Although aluminum reacts negatively to stainless steel, large surface areas of aluminum to stainless steel can be acceptable depending on local environmental conditions. Severe corrosion is likely to take place in a marine environment. However, there are methods that can be used to reduce this effect. A good way to reduce corrosion is to use an isolating coating or paint on the aluminum and the steel to isolate them electrically. Insulating washers are also effective in isolating the two dissimilar materials and creating a relatively safe surface area.
 
I hit a deer a few years ago in the 67 sweptline on my way to work. The fan cut a nice circle in the radiator. Drove home with a couple of 5 gallon jugs of water to fill up when it got really hot.I had to stop several times!

At home I had a 70 radiator with the outlet on the opposite side, so I had to put a used 70 up water pump on with the 1" nipple. The intake nipple was the smaller one. I was working 12 hour shifts, and it was getting late, so I just wrapped electrical tape around the intake's nipple until the 1" bypass hose fit snuggly, and clamped it down. I drove it to work the next day.

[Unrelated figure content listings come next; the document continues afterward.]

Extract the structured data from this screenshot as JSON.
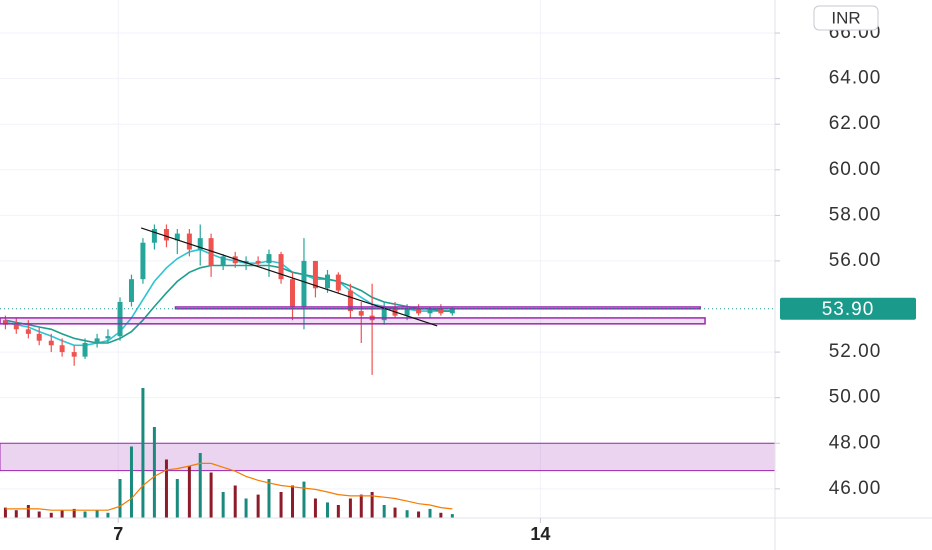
{
  "chart_data": {
    "type": "candlestick",
    "currency": "INR",
    "x": [
      5.13,
      5.31,
      5.51,
      5.69,
      5.89,
      6.07,
      6.27,
      6.45,
      6.65,
      6.83,
      7.03,
      7.22,
      7.41,
      7.6,
      7.8,
      7.98,
      8.18,
      8.36,
      8.54,
      8.74,
      8.94,
      9.12,
      9.32,
      9.5,
      9.7,
      9.89,
      10.08,
      10.27,
      10.47,
      10.65,
      10.85,
      11.03,
      11.21,
      11.41,
      11.59,
      11.79,
      11.98,
      12.17,
      12.35,
      12.54
    ],
    "open": [
      53.4,
      53.2,
      53.0,
      52.8,
      52.5,
      52.3,
      52.0,
      51.8,
      52.4,
      52.6,
      52.7,
      54.2,
      55.2,
      56.8,
      57.4,
      56.9,
      57.2,
      56.5,
      57.0,
      55.8,
      56.2,
      55.9,
      56.0,
      55.9,
      56.3,
      55.2,
      54.0,
      56.0,
      54.8,
      55.4,
      54.7,
      53.8,
      53.6,
      53.4,
      54.0,
      53.6,
      53.9,
      53.7,
      53.9,
      53.7
    ],
    "high": [
      53.6,
      53.5,
      53.4,
      53.1,
      52.8,
      52.6,
      52.3,
      52.6,
      52.8,
      53.0,
      54.4,
      55.4,
      57.0,
      57.6,
      57.6,
      57.4,
      57.4,
      57.6,
      57.2,
      56.3,
      56.4,
      56.2,
      56.2,
      56.5,
      56.4,
      55.5,
      57.0,
      56.0,
      55.6,
      55.5,
      55.0,
      54.2,
      55.0,
      54.2,
      54.2,
      54.1,
      54.1,
      54.0,
      54.1,
      54.0
    ],
    "low": [
      53.0,
      52.8,
      52.6,
      52.3,
      52.0,
      51.8,
      51.4,
      51.7,
      52.2,
      52.4,
      52.5,
      54.0,
      55.0,
      56.5,
      56.6,
      56.3,
      56.2,
      55.8,
      55.3,
      55.6,
      55.7,
      55.6,
      55.8,
      55.3,
      55.0,
      53.4,
      53.0,
      54.4,
      54.6,
      54.6,
      53.5,
      52.4,
      51.0,
      53.2,
      53.5,
      53.4,
      53.6,
      53.5,
      53.6,
      53.6
    ],
    "close": [
      53.2,
      53.0,
      52.8,
      52.5,
      52.3,
      52.0,
      51.8,
      52.4,
      52.6,
      52.7,
      54.2,
      55.2,
      56.8,
      57.4,
      56.9,
      57.2,
      56.5,
      57.0,
      55.8,
      56.2,
      55.9,
      56.0,
      55.9,
      56.3,
      55.2,
      54.0,
      56.0,
      54.8,
      55.4,
      54.7,
      53.8,
      53.6,
      53.4,
      54.0,
      53.6,
      53.9,
      53.7,
      53.9,
      53.7,
      53.9
    ],
    "volume": [
      8,
      6,
      10,
      5,
      4,
      6,
      7,
      5,
      6,
      4,
      30,
      55,
      100,
      70,
      45,
      30,
      40,
      50,
      35,
      20,
      25,
      15,
      18,
      30,
      20,
      25,
      28,
      15,
      12,
      10,
      15,
      18,
      20,
      10,
      8,
      6,
      5,
      7,
      4,
      3
    ],
    "up_color": "#26a69a",
    "down_color": "#ef5350",
    "volume_up_color": "#1b8a7e",
    "volume_down_color": "#8e1b2a",
    "ma_series": [
      {
        "color": "#2ec4d6",
        "values": [
          53.3,
          53.2,
          53.1,
          52.9,
          52.7,
          52.5,
          52.3,
          52.3,
          52.4,
          52.5,
          52.9,
          53.5,
          54.3,
          55.1,
          55.7,
          56.1,
          56.4,
          56.5,
          56.3,
          56.1,
          56.0,
          55.9,
          55.9,
          56.0,
          55.9,
          55.5,
          55.4,
          55.2,
          55.2,
          55.1,
          54.7,
          54.4,
          54.1,
          54.0,
          53.9,
          53.9,
          53.8,
          53.8,
          53.8,
          53.8
        ]
      },
      {
        "color": "#1f9e8f",
        "values": [
          53.4,
          53.3,
          53.2,
          53.1,
          53.0,
          52.8,
          52.6,
          52.5,
          52.4,
          52.4,
          52.6,
          52.9,
          53.4,
          54.0,
          54.6,
          55.1,
          55.5,
          55.7,
          55.8,
          55.8,
          55.8,
          55.8,
          55.8,
          55.8,
          55.7,
          55.5,
          55.4,
          55.3,
          55.2,
          55.1,
          54.9,
          54.7,
          54.4,
          54.2,
          54.1,
          54.0,
          53.9,
          53.9,
          53.8,
          53.8
        ]
      }
    ],
    "volume_ma": {
      "color": "#f57c00",
      "values": [
        7,
        7,
        7,
        7,
        6,
        6,
        6,
        6,
        6,
        6,
        9,
        15,
        25,
        32,
        37,
        38,
        40,
        42,
        42,
        39,
        36,
        32,
        29,
        27,
        25,
        24,
        23,
        22,
        20,
        18,
        17,
        17,
        17,
        16,
        15,
        13,
        11,
        10,
        8,
        7
      ]
    },
    "zones": [
      {
        "top": 48.0,
        "bottom": 46.8,
        "color": "#9c27b0"
      }
    ],
    "rects": [
      {
        "x": [
          5.04,
          16.73
        ],
        "top": 53.5,
        "bottom": 53.24,
        "color": "#9c27b0"
      },
      {
        "x": [
          7.95,
          16.65
        ],
        "top": 53.98,
        "bottom": 53.9,
        "color": "#9c27b0"
      }
    ],
    "trend_line": {
      "x": [
        7.38,
        12.29
      ],
      "y": [
        57.45,
        53.15
      ],
      "color": "#111111"
    },
    "last_price": {
      "value": 53.9,
      "label": "53.90",
      "color": "#1a9a8a"
    },
    "xlim": [
      5.04,
      17.89
    ],
    "ylim": [
      44.72,
      67.45
    ],
    "xticks": [
      7,
      14
    ],
    "yticks": [
      {
        "value": 46,
        "label": "46.00"
      },
      {
        "value": 48,
        "label": "48.00"
      },
      {
        "value": 50,
        "label": "50.00"
      },
      {
        "value": 52,
        "label": "52.00"
      },
      {
        "value": 56,
        "label": "56.00"
      },
      {
        "value": 58,
        "label": "58.00"
      },
      {
        "value": 60,
        "label": "60.00"
      },
      {
        "value": 62,
        "label": "62.00"
      },
      {
        "value": 64,
        "label": "64.00"
      },
      {
        "value": 66,
        "label": "66.00"
      }
    ],
    "grid": true
  }
}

That "temporary fix never did fail even though I really overheated the 318 several times. (The newer style pumps are longer, so there was no room for a fan.)
I drove it daily like that for years, but man it would get hot if Mc Donalds drive through was busy, but i had to have my bacon egg and cheese biscuit!
 
Mega parts carries the nipples, as do, probably, all the other restoration sites.